Consultation 76.
Consultation 76.
“God, how do I capture and fuck my paralysis demon? I can't ever quite get a good look at him nor can I move while paralyzed.”
“Simple, set up a heavy weighted net above your bed and a dildo machine that turns on when your eyes stop REM sleep. The dildo machine turning on results in the net dropping and trapping the paralysis demon with you on top of your bed. With it stuck in position, the dildo machine thrusting away will penetrate the paralysis demon’s ass, thus allowing you to fuck him senseless.”
“Oh, that was much easier than I expected. You really think such a simple plan will work though?”
“Definitely. Paralysis demons are really stupid after all.”
“They are?”
“Yeah.”
“But God, that doesn’t solve everything. I still want to get a good look at my paralysis demon. If I can’t move how am I supposed to do that?”
“Make a recording that plays when the dildo machine starts. The recording just needs to say ‘If you let me move I’ll turn the machine off and let you go.’ After it compiles and frees you of your paralysis, just go back on your word. If you want to you can even have a strap on hidden under your pillow and shove it into his mouth. If you do that he won’t have the chance to paralyze you. He’ll be too shocked by the cock down his throat.”

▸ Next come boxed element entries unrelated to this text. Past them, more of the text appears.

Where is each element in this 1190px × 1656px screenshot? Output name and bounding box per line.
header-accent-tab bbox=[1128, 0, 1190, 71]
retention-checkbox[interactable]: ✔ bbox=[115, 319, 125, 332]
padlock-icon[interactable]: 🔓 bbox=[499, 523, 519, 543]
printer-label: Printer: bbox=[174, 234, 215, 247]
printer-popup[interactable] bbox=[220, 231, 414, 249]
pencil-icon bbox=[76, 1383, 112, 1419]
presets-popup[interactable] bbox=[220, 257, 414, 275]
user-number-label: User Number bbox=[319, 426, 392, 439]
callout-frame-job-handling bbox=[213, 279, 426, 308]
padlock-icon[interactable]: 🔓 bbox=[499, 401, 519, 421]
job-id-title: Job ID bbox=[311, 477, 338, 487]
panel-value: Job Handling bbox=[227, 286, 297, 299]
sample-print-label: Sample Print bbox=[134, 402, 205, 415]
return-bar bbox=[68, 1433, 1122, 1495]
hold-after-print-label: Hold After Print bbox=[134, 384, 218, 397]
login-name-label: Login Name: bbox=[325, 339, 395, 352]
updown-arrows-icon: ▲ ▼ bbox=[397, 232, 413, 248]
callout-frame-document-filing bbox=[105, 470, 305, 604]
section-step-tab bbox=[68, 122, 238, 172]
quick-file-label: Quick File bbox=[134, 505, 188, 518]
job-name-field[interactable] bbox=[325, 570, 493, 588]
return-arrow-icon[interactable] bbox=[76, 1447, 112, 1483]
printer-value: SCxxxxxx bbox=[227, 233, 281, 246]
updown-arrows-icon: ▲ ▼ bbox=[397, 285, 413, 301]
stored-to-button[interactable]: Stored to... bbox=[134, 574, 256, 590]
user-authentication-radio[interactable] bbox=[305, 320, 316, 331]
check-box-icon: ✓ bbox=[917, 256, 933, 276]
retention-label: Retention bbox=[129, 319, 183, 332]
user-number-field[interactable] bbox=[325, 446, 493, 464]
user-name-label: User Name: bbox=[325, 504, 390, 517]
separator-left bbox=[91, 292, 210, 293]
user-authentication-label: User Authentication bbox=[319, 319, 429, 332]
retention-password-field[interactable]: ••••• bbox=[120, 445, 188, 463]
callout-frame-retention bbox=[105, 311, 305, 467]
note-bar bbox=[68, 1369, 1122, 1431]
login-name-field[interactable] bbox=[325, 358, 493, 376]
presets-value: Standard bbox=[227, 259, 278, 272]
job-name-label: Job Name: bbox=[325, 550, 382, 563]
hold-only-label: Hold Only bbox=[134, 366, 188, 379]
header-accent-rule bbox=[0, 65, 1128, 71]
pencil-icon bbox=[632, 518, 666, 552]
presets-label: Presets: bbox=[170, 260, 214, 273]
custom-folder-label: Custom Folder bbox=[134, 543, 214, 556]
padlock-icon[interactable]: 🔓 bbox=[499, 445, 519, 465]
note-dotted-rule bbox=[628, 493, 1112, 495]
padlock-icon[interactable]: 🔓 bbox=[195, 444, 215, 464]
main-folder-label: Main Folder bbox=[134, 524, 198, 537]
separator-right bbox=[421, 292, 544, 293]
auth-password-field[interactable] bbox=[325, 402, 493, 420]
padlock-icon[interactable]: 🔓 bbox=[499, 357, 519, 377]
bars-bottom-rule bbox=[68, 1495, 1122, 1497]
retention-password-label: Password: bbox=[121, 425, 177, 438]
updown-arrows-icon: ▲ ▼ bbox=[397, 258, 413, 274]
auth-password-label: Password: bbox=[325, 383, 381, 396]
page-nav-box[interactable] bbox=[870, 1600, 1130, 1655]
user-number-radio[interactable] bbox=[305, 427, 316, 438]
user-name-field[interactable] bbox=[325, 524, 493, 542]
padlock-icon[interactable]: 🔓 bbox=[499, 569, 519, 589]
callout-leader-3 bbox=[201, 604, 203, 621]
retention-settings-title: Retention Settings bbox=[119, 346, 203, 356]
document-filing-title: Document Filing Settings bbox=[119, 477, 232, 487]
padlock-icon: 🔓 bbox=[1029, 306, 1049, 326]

“That’s pretty smart. As expected of a renowned degenerate God. You’re an entire level above those other degenerate Gods. I didn’t initially believe the rumors I heard about you, but you’ve really got a solution for everything.”
“I’m not a renowned degenerate God.”
“You’re not?”
“I’m not. Whatever rumors you’ve heard aren’t true at all. I’m an upstanding honest God well respected by everyone in heaven.”
“Pfft.” She squinted her eyes and averted them to the side.
“What’s so funny?”
“Nothing much. But… an upstanding honest God who’s well respected by everyone is being called Daddy by a TikTok influencer?”
All my dignity immediately shattered to pieces. Ugh. My heart. It hurts.
“You… saw…”
“Of course. Where do you think I heard about your amazing services? That chick calling you Daddy in that video went viral after all.” I’d avoided watching it at all costs.
“No. It can’t be.”
“It did.”
I covered my eyes with my left hand wanting to hide in a hole. I absolutely didn’t want any other Gods to see that video. If they heard her calling me Daddy like that I’d never hear the end of it.
“Do you want to talk about how that video makes you feel?”
“Shut up and get out. Don’t try to reverse our roles.”
“Tch. Fine. But anyway, thank you, God. If things work out well with my paralysis demon I’ll give you a shout out in a TikTok.”
“I’d rather die than receive a shout out like that.” I don’t want any more publicity lest I get even more consultations booked.